The only one of the three things you mentioned thats an actual thing outside of government is education. Social Security is a government program, so I'm not really sure how anyone but the government could manage it. If you mean retirement, do you think Social Security has been going badly for the last 80 years? As far as Medicare is concerned, do people on Medicare not like what they have? Again, Medicare is not healthcare, Medicare is a government run insurance program. But you seem to have conflated programs with actual policy areas.
This is pretty off topic, but if it was the unions that were causing all of this why do the states that don't have public school teachers unions have some of the worst education systems in the country? Unions are a boogy man of the right that really don't do all that much. Its as if you think that everything would be all honkey doory with the US education system if only there were no unions. Tell me, what kind of education systems do you think that the countries with better education systems than the US' have, do you think they're all private schools or that they don't have strong benefits packages for their teachers?
As far as Social Security and Medicare are concerned. The Social Security trust fund has enough money in it(if the other parts of the government didn't stop borrowing from it) to last for ~25 years at current benefit levels, after that time, it wouldn't become insolvent it just wouldn't bring in enough money to cover all of its liabilities. All that is really required to save SS is to gradually raise the retirement age or to stop exempting from the SS tax income over $106,000 or any number of things, but its a great myth that SS is what is bankrupting our nation, it basically pays for itself right now, even after 25 years the gap will only be ~10% of benefits.
As far as Medicare is concerned, the reason that it supposedly has all of these long term unsustainable liabilities is because of the rapid rise in the cost of healthcare in general.
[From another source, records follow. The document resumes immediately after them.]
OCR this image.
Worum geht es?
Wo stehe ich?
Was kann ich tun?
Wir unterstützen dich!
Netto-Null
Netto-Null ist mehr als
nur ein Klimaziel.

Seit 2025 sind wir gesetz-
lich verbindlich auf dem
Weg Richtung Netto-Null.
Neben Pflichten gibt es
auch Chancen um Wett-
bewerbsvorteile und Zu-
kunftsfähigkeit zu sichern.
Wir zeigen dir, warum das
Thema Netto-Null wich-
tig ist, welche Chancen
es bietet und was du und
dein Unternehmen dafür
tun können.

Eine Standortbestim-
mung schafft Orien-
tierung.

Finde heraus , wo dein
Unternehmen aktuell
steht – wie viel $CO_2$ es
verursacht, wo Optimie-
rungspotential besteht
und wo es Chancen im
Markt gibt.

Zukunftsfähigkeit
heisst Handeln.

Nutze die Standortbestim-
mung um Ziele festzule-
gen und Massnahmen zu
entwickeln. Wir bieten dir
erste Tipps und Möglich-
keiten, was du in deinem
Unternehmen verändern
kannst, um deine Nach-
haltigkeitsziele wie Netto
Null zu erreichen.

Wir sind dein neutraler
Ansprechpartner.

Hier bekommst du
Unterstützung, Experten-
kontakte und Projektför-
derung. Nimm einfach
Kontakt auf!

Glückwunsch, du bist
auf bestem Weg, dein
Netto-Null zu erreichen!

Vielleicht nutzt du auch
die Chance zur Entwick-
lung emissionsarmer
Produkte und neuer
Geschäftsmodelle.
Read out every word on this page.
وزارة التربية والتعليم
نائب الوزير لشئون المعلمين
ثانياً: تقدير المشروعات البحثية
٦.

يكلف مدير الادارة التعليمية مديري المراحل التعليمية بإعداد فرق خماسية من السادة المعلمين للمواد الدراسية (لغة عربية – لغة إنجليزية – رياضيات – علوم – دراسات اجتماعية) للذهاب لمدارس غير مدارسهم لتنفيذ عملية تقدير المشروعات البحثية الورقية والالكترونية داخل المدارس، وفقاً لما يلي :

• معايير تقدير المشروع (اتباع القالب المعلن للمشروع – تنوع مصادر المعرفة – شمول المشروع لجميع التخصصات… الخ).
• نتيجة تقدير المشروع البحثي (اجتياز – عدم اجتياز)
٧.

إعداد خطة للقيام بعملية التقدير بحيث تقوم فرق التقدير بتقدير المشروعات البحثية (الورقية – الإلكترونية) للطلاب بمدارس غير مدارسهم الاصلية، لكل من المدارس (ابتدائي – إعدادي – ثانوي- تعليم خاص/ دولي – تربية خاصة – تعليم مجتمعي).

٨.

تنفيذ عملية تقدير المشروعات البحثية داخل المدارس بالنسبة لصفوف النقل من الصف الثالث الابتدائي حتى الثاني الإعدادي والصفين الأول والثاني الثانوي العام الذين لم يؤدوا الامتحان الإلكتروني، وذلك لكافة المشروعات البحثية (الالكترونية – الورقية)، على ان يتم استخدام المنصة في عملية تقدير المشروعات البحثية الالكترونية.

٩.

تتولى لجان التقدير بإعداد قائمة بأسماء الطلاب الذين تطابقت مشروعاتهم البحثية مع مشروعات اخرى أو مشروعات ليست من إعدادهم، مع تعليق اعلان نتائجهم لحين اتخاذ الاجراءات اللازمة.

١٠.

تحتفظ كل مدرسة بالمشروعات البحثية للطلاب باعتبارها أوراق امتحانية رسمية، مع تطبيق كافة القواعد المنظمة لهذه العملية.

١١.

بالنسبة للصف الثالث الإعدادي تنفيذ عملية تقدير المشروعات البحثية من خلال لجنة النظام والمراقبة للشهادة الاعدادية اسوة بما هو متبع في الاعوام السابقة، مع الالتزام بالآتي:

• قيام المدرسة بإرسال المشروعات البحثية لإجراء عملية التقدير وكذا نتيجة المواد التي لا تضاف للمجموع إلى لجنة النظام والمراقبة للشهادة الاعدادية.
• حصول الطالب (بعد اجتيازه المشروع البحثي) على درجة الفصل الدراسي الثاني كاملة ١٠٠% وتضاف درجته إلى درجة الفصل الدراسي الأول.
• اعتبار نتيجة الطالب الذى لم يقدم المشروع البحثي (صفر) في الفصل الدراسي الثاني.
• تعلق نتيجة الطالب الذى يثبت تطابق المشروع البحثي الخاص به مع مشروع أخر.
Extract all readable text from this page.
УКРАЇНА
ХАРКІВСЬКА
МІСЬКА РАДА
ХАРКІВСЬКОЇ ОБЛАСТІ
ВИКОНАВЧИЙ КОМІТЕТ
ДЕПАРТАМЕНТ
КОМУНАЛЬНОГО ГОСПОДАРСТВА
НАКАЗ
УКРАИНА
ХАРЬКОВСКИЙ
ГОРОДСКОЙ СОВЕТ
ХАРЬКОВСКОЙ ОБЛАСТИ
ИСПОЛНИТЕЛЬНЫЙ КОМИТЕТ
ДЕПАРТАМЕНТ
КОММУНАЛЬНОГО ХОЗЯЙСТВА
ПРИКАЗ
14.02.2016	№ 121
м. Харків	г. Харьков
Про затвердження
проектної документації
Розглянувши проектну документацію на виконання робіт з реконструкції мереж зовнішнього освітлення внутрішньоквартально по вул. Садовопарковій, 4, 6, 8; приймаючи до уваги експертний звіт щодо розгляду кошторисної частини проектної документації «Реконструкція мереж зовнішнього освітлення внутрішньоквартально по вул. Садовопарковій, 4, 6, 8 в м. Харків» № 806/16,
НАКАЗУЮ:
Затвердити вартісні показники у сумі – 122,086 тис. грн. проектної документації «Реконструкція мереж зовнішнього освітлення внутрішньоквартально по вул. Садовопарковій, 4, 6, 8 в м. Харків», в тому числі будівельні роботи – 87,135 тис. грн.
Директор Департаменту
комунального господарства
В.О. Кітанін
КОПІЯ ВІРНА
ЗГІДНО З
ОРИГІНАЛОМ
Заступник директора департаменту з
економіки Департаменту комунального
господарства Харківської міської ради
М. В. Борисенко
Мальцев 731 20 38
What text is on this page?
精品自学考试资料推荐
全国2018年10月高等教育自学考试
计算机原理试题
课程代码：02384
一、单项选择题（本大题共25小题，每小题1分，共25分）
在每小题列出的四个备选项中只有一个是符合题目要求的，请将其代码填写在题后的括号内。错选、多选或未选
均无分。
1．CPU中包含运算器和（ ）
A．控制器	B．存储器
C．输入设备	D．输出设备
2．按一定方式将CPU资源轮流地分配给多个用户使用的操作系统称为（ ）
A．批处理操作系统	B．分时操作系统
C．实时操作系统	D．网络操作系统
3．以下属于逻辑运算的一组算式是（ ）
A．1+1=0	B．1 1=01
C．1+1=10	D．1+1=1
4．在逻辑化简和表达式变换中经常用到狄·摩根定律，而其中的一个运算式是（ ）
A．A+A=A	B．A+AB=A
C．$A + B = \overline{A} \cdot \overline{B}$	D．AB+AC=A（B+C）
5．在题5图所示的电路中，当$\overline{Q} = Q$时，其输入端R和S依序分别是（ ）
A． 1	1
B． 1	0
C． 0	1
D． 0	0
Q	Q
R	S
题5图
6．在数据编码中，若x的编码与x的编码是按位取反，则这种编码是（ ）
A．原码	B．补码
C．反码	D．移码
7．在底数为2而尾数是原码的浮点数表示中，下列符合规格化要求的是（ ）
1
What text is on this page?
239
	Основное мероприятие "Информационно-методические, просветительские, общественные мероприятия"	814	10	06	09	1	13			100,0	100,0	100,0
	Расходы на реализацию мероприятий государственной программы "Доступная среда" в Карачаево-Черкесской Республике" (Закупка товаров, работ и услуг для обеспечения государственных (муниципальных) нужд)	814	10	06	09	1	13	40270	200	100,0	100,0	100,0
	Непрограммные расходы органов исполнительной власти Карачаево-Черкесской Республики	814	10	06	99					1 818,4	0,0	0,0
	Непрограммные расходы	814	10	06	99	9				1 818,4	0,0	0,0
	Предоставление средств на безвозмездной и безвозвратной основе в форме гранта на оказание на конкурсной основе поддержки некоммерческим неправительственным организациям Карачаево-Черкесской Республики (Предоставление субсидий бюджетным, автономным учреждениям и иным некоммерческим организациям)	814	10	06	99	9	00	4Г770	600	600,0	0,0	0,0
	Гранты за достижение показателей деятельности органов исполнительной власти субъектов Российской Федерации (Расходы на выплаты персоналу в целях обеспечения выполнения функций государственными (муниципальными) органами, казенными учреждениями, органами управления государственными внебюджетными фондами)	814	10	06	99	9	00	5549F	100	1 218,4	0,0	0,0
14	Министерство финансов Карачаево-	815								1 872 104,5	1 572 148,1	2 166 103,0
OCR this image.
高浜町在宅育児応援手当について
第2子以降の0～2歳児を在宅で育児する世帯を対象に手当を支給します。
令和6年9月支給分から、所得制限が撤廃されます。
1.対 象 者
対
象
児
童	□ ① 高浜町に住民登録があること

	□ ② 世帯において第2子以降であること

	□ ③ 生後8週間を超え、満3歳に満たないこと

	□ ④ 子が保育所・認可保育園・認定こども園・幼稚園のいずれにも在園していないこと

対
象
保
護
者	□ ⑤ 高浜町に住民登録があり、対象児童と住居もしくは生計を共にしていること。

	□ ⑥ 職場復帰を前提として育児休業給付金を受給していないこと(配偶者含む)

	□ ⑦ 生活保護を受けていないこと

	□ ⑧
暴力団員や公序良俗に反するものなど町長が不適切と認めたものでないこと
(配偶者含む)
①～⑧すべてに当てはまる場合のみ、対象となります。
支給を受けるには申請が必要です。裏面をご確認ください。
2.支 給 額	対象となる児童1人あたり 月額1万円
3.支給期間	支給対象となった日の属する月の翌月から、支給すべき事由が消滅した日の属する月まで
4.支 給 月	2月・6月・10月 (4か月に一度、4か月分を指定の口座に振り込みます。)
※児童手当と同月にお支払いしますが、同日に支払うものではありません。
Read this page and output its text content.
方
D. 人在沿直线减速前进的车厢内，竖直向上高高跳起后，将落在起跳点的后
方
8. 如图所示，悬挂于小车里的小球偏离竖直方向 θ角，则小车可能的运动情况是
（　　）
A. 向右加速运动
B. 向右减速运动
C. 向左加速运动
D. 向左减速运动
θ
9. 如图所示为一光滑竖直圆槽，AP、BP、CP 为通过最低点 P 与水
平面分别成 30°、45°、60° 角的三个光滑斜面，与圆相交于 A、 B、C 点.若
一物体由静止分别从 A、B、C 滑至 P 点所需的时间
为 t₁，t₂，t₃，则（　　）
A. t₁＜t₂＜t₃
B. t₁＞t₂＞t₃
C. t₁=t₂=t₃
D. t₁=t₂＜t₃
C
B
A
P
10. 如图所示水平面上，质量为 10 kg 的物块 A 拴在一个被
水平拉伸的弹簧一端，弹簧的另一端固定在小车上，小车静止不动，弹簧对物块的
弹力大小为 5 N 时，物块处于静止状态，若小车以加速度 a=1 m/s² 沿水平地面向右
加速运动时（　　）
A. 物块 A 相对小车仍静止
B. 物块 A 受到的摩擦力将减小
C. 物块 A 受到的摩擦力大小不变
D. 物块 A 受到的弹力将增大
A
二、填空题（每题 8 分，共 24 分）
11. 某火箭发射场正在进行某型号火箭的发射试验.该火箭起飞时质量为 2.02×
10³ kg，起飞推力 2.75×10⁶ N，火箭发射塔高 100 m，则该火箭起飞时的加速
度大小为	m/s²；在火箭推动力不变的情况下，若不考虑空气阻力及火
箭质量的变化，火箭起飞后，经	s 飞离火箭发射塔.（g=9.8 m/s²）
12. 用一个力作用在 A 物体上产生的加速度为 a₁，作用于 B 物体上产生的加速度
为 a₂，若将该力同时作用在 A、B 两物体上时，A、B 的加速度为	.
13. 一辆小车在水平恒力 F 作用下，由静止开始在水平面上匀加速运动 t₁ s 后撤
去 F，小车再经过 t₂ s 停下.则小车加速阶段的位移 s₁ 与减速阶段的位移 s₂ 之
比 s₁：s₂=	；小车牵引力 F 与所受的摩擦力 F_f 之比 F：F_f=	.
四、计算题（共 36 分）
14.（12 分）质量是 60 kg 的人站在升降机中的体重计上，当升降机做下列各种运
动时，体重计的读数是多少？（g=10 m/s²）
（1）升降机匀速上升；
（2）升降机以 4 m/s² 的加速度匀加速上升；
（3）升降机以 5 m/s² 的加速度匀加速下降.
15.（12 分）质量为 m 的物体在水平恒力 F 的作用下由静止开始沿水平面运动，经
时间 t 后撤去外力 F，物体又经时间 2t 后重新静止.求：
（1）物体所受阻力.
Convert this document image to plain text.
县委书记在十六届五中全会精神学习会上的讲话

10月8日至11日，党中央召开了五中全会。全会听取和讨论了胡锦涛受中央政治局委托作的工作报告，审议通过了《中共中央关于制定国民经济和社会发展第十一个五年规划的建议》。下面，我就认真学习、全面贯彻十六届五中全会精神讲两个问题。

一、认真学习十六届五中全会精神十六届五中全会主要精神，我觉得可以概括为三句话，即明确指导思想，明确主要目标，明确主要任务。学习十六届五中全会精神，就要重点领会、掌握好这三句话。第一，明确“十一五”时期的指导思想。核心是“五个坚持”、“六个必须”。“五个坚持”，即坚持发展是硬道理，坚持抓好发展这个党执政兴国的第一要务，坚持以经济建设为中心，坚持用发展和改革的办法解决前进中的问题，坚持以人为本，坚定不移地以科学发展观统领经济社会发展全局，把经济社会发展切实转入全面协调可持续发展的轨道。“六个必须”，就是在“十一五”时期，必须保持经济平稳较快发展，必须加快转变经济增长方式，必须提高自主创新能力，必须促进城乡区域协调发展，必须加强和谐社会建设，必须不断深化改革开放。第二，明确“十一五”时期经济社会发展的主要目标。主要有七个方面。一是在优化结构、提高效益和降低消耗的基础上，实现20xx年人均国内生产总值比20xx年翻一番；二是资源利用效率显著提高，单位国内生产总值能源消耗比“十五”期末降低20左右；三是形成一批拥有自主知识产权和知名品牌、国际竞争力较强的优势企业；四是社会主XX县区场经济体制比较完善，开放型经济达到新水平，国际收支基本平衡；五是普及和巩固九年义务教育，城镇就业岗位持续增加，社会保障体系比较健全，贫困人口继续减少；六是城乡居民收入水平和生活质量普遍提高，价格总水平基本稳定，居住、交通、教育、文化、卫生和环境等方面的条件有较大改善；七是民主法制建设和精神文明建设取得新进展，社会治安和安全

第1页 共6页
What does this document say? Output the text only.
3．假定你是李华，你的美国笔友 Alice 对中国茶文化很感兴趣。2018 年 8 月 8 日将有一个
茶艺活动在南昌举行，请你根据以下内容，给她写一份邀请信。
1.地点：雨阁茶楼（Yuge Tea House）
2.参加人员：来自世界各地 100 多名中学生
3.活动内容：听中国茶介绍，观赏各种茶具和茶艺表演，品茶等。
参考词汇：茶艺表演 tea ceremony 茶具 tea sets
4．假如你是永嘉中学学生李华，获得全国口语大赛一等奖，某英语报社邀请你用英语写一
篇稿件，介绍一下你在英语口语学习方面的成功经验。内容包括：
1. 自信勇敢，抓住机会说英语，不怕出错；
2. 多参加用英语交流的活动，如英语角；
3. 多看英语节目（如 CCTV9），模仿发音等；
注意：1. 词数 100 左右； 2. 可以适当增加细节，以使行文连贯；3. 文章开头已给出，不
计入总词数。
No system would be sustainable with the models used to calculate the sustainability of Medicare, and frankly if medical care keeps rising at the same rate forever no one will be able to afford anything.
Maybe maybe not, I don't think its as big of an issue as you do, the polls show that while the majority favors repeal, its not such an overwhelming majority(54% or so) and even when looking at those numbers the numbers break back down toward Obama when asked about a head to head match-up, we'll see what affect today's ruling has.